Shares in manufacturer Bradken have soared to a two month high as the company’s board mulls an $872 million takeover offer from a private equity consortium.
Pacific Equity Partners and Bain Capital Asia have put forward a non-binding, indicative proposal to acquire all shares in the cast iron and steel supplier for $5.10 each, well above the $3.32 Bradken shares were worth on Thursday.
Bradken’s board, chaired by former NSW premier Nick Greiner, is considering the offer and says there is no guarantee of a transaction going ahead.
But news of the proposal boosted Bradken shares, gaining $1.21, or 36 per cent, to $4.53, their highest level since mid-September.
The consortium’s offer is conditional on due diligence and support from the board.
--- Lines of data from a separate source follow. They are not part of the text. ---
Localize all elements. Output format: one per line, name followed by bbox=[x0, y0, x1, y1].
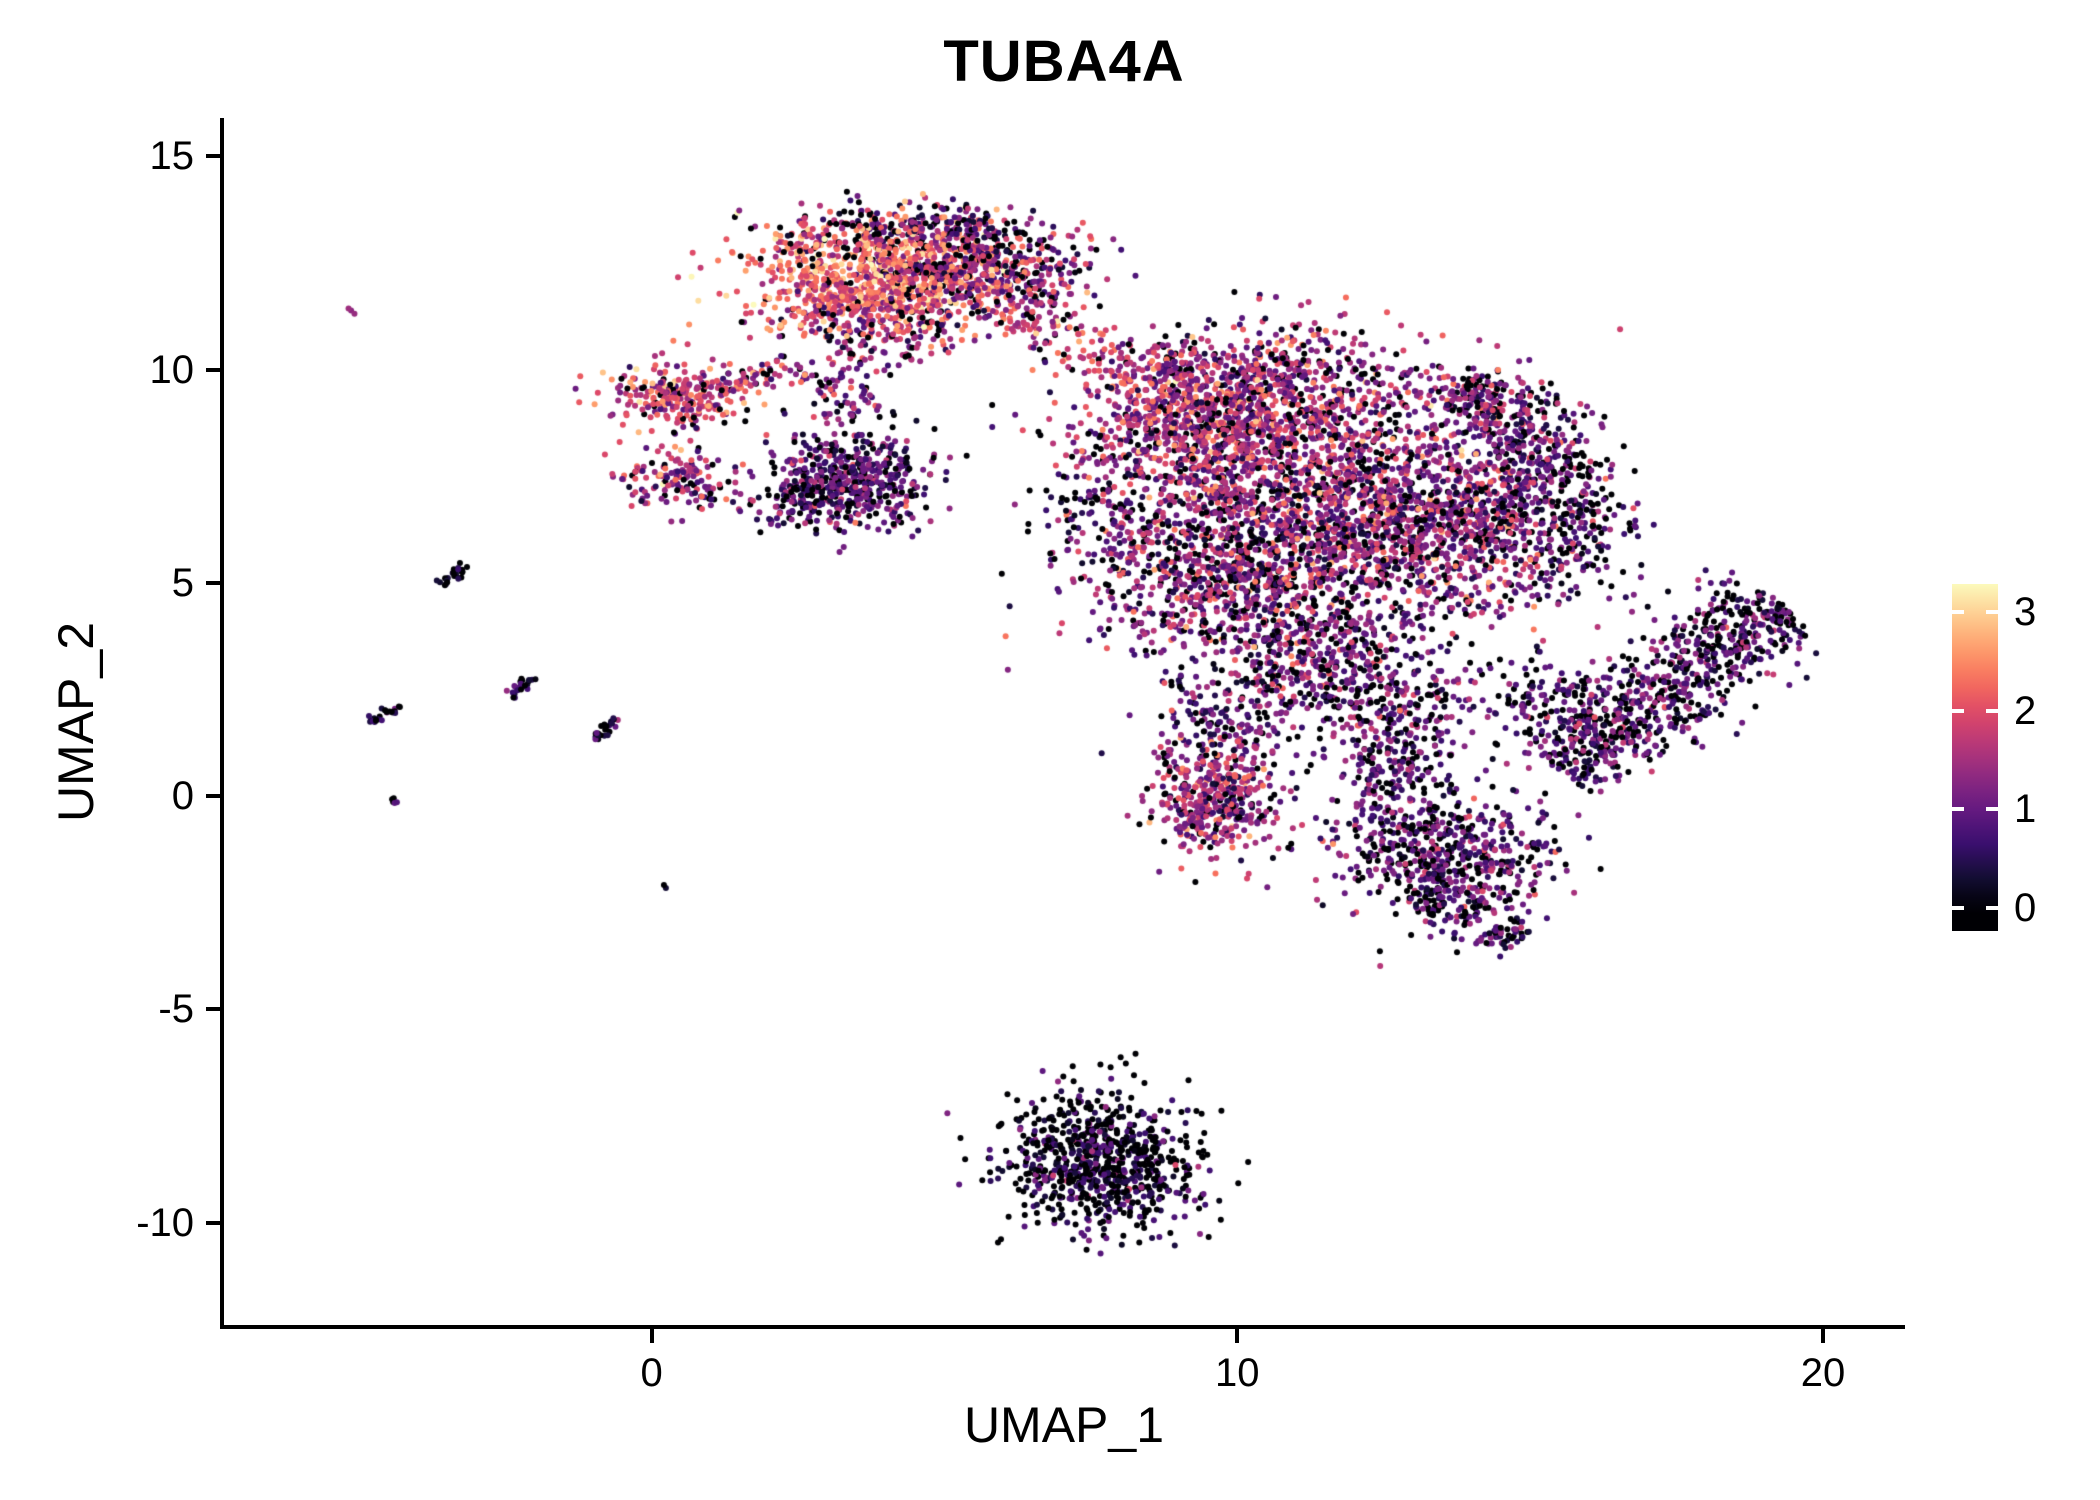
y-tick-label: -10 bbox=[136, 1200, 194, 1245]
x-tick bbox=[1235, 1329, 1240, 1343]
y-tick-label: 15 bbox=[149, 134, 195, 179]
y-tick bbox=[206, 1220, 220, 1225]
legend-tick-label: 2 bbox=[2014, 688, 2037, 733]
y-tick bbox=[206, 367, 220, 372]
x-axis-line bbox=[220, 1325, 1905, 1329]
legend-tick-mark bbox=[1986, 906, 1998, 911]
legend-tick-label: 3 bbox=[2014, 589, 2037, 634]
x-tick-label: 20 bbox=[1800, 1351, 1846, 1395]
y-tick-label: 10 bbox=[149, 347, 195, 392]
legend-colorbar bbox=[1952, 584, 1998, 931]
x-tick bbox=[649, 1329, 654, 1343]
legend-tick-mark bbox=[1986, 708, 1998, 713]
x-tick bbox=[1821, 1329, 1825, 1343]
y-tick bbox=[206, 794, 220, 799]
x-tick-label: 10 bbox=[1215, 1351, 1260, 1395]
x-tick-label: 0 bbox=[640, 1351, 663, 1395]
legend-tick-mark bbox=[1952, 708, 1964, 713]
y-axis-label: UMAP_2 bbox=[48, 621, 104, 823]
legend-tick-label: 0 bbox=[2014, 886, 2037, 931]
legend-tick-label: 1 bbox=[2014, 787, 2037, 832]
legend-tick-mark bbox=[1952, 609, 1964, 614]
legend-tick-mark bbox=[1986, 609, 1998, 614]
y-tick-label: 0 bbox=[171, 774, 194, 819]
y-tick-label: 5 bbox=[171, 560, 194, 605]
x-axis-label: UMAP_1 bbox=[963, 1397, 1165, 1453]
legend-tick-mark bbox=[1952, 906, 1964, 911]
plot-title: TUBA4A bbox=[943, 29, 1185, 94]
legend-tick-mark bbox=[1986, 807, 1998, 812]
y-tick bbox=[206, 580, 220, 585]
legend-tick-mark bbox=[1952, 807, 1964, 812]
y-axis-line bbox=[220, 118, 224, 1329]
y-tick-label: -5 bbox=[158, 987, 194, 1032]
y-tick bbox=[206, 1007, 220, 1012]
y-tick bbox=[206, 154, 220, 159]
It put forward a larger takeover proposal to Bradken in August, worth $1.03 billion, but that did not proceed to a formal offer.
Bradken on Friday said the $872 million proposal had come during a low point in the mining cycle, and at a time of significant share price volatility for the mining services sector.
“In this context, the board has determined that it is important for shareholders to be aware of the proposal,” it said.
Bradken also said it remains confident of its growth prospects, and believed it was well placed to continue to grow and maintain earnings.
The company has several initiatives underway to “recharge growth” in its business, including a reduction of overheads and the purchase of a foundry in India to be used for low-cost manufacturing, it said.
Bradken cut about 500 jobs in a major restructure in the 2013/14 year, as its profit dropped 68 per cent amid lower revenue from its mining products, mineral processing, rail and engineering divisions.
The company said it was also considering other opportunities outside of the takeover proposal that would further strengthen its position in key markets.